И не обманул. В первую же субботу под окнами моей квартиры действительно остановилась полуторка, и через минуту на пороге выросла приземистая фигура Марченко.

— Машину с трудом вырвали, — сказал он. — Не уважают нашего брата на заводе. Рыболовов много, а внимания к ним мало. Ну, пошли! — и он стремительно потащил меня во двор.

В машине сидело более десятка рабочих и служащих завода. Это меня приятно удивило. Я и не предполагал, что в степном городке Тихорецке есть рыболовы. Щедрое кубанское солнце было еще довольно высоко, когда наша полуторка начала спуск с пригорка к станице Бузинской. Вдали перед белыми хатами, прикрытыми зеленью садов, я увидел бескрайнюю водную гладь пруда со множеством заводей, островков и полуостровков, заросших густыми высокими камышами. Около старенькой, покосившейся мельницы, срубленной из плах, поседевших от времени и непогод, машина остановилась. Рыболовы, подхватив свои снасти, заспешили к излюбленным местам.

— Вечером уха задумана.
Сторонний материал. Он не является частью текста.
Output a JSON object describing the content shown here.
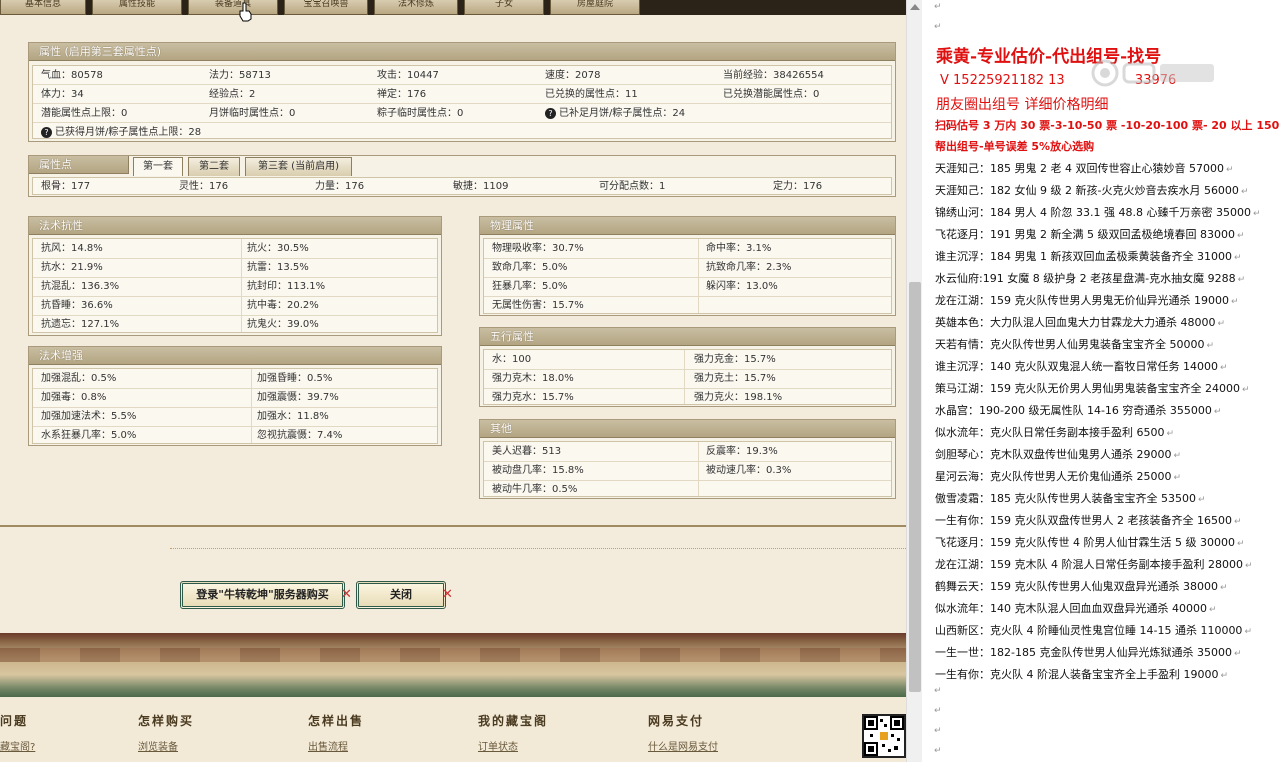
{
  "top_tabs": [
    "基本信息",
    "属性技能",
    "装备道具",
    "宝宝召唤兽",
    "法术修炼",
    "子女",
    "房屋庭院"
  ],
  "attributes": {
    "title": "属性 (启用第三套属性点)",
    "rows": [
      [
        "气血：80578",
        "法力：58713",
        "攻击：10447",
        "速度：2078",
        "当前经验：38426554"
      ],
      [
        "体力：34",
        "经验点：2",
        "禅定：176",
        "已兑换的属性点：11",
        "已兑换潜能属性点：0"
      ],
      [
        "潜能属性点上限：0",
        "月饼临时属性点：0",
        "粽子临时属性点：0",
        "已补足月饼/粽子属性点：24",
        ""
      ]
    ],
    "last_row": "已获得月饼/粽子属性点上限：28"
  },
  "attr_points": {
    "title": "属性点",
    "tabs": [
      "第一套",
      "第二套",
      "第三套 (当前启用)"
    ],
    "values": [
      "根骨：177",
      "灵性：176",
      "力量：176",
      "敏捷：1109",
      "可分配点数：1",
      "定力：176"
    ]
  },
  "magic_resist": {
    "title": "法术抗性",
    "rows": [
      [
        "抗风：14.8%",
        "抗火：30.5%"
      ],
      [
        "抗水：21.9%",
        "抗雷：13.5%"
      ],
      [
        "抗混乱：136.3%",
        "抗封印：113.1%"
      ],
      [
        "抗昏睡：36.6%",
        "抗中毒：20.2%"
      ],
      [
        "抗遗忘：127.1%",
        "抗鬼火：39.0%"
      ]
    ]
  },
  "magic_boost": {
    "title": "法术增强",
    "rows": [
      [
        "加强混乱：0.5%",
        "加强昏睡：0.5%"
      ],
      [
        "加强毒：0.8%",
        "加强震慑：39.7%"
      ],
      [
        "加强加速法术：5.5%",
        "加强水：11.8%"
      ],
      [
        "水系狂暴几率：5.0%",
        "忽视抗震慑：7.4%"
      ]
    ]
  },
  "physical": {
    "title": "物理属性",
    "rows": [
      [
        "物理吸收率：30.7%",
        "命中率：3.1%"
      ],
      [
        "致命几率：5.0%",
        "抗致命几率：2.3%"
      ],
      [
        "狂暴几率：5.0%",
        "躲闪率：13.0%"
      ],
      [
        "无属性伤害：15.7%",
        ""
      ]
    ]
  },
  "five_elements": {
    "title": "五行属性",
    "rows": [
      [
        "水：100",
        "强力克金：15.7%"
      ],
      [
        "强力克木：18.0%",
        "强力克土：15.7%"
      ],
      [
        "强力克水：15.7%",
        "强力克火：198.1%"
      ]
    ]
  },
  "other": {
    "title": "其他",
    "rows": [
      [
        "美人迟暮：513",
        "反震率：19.3%"
      ],
      [
        "被动盘几率：15.8%",
        "被动速几率：0.3%"
      ],
      [
        "被动牛几率：0.5%",
        ""
      ]
    ]
  },
  "buttons": {
    "login": "登录\"牛转乾坤\"服务器购买",
    "close": "关闭"
  },
  "footer": {
    "heads": [
      "问题",
      "怎样购买",
      "怎样出售",
      "我的藏宝阁",
      "网易支付"
    ],
    "links": [
      "藏宝阁?",
      "浏览装备",
      "出售流程",
      "订单状态",
      "什么是网易支付"
    ]
  },
  "notes": {
    "title": "乘黄-专业估价-代出组号-找号",
    "phone": "V 15225921182  13                 33976",
    "friends": "朋友圈出组号    详细价格明细",
    "price": "扫码估号 3 万内 30 票-3-10-50 票  -10-20-100 票- 20 以上 150",
    "help": "帮出组号-单号误差 5%放心选购",
    "entries": [
      "天涯知己：185 男鬼 2 老 4 双回传世容止心猿妙音 57000",
      "天涯知己：182 女仙 9 级 2 新孩-火克火炒音去疾水月 56000",
      "锦绣山河：184 男人 4 阶忽 33.1 强 48.8 心臻千万亲密 35000",
      "飞花逐月：191 男鬼 2 新全满 5 级双回孟极绝境春回 83000",
      "谁主沉浮：184 男鬼 1 新孩双回血孟极乘黄装备齐全 31000",
      "水云仙府:191 女魔 8 级护身 2 老孩星盘满-克水抽女魔 9288",
      "龙在江湖：159 克火队传世男人男鬼无价仙异光通杀 19000",
      "英雄本色：大力队混人回血鬼大力甘霖龙大力通杀 48000",
      "天若有情：克火队传世男人仙男鬼装备宝宝齐全 50000",
      "谁主沉浮：140 克火队双鬼混人统一畜牧日常任务 14000",
      "策马江湖：159 克火队无价男人男仙男鬼装备宝宝齐全 24000",
      "水晶宫：190-200 级无属性队 14-16 穷奇通杀 355000",
      "似水流年：克火队日常任务副本接手盈利 6500",
      "剑胆琴心：克木队双盘传世仙鬼男人通杀 29000",
      "星河云海：克火队传世男人无价鬼仙通杀 25000",
      "傲雪凌霜：185 克火队传世男人装备宝宝齐全 53500",
      "一生有你：159 克火队双盘传世男人 2 老孩装备齐全 16500",
      "飞花逐月：159 克火队传世 4 阶男人仙甘霖生活 5 级 30000",
      "龙在江湖：159 克木队 4 阶混人日常任务副本接手盈利 28000",
      "鹤舞云天：159 克火队传世男人仙鬼双盘异光通杀 38000",
      "似水流年：140 克木队混人回血血双盘异光通杀 40000",
      "山西新区：克火队 4 阶睡仙灵性鬼宫位睡 14-15 通杀 110000",
      "一生一世：182-185 克金队传世男人仙异光炼狱通杀 35000",
      "一生有你：克火队 4 阶混人装备宝宝齐全上手盈利 19000"
    ]
  },
  "colors": {
    "accent_red": "#e01010",
    "panel_head": "#b3a582",
    "button_border": "#2f5a4a"
  }
}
Без рыбы не являться! — крикнул вдогонку Николай Никитович.

— А я мечтал карасей с яйцом пожарить, — шутливо отозвался Валентин Николаевич Полюшкин, машинист заводской котельной, облизывая сухие губы. — Эх, добрый вкус у бейсугских карасей!

— Были бы караси, а сковороду найду, — в тон ответил Марченко.

Я примостился невдалеке от мельничного колеса, распустил самую легкую удочку, наживил крючок навозным червяком и забросил к черным сваям, на которых болтались клочьями зеленые водоросли. Пока я оглядывал реку, сваи и пруд, поплавок моей удочки исчез. Я сделал подсечку и вытащил окунька. Через минуту новая поклевка, а там еще и еще. Брали все время окуни, и такие, каких и дома показывать неудобно. Но все же это был клев. В сумерки, закончив ловлю, мы собрались па плотине и, как водится, стали рассматривать друг у друга трофеи. У всех была мелочь. Только Полюшкин мог похвалиться десятком средних карасей и одним хорошим сазаном. Меня даже зависть взяла — значит, где-то рыба есть. Нужно только уметь ловить. Поздно вечером, когда после ухи мы улеглись на полу в низенькой, но просторной хате местного охотника и рыболова Ивана Григорьевича, кто-то напомнил, с каким трудом удалось выпросить автомашину. Заговорили все сразу.

— А вы пробовали объединиться в секцию? — спросил я.

— Брехать, милый, не пахать, — отозвался на мой вопрос Полюшкин и засмеялся.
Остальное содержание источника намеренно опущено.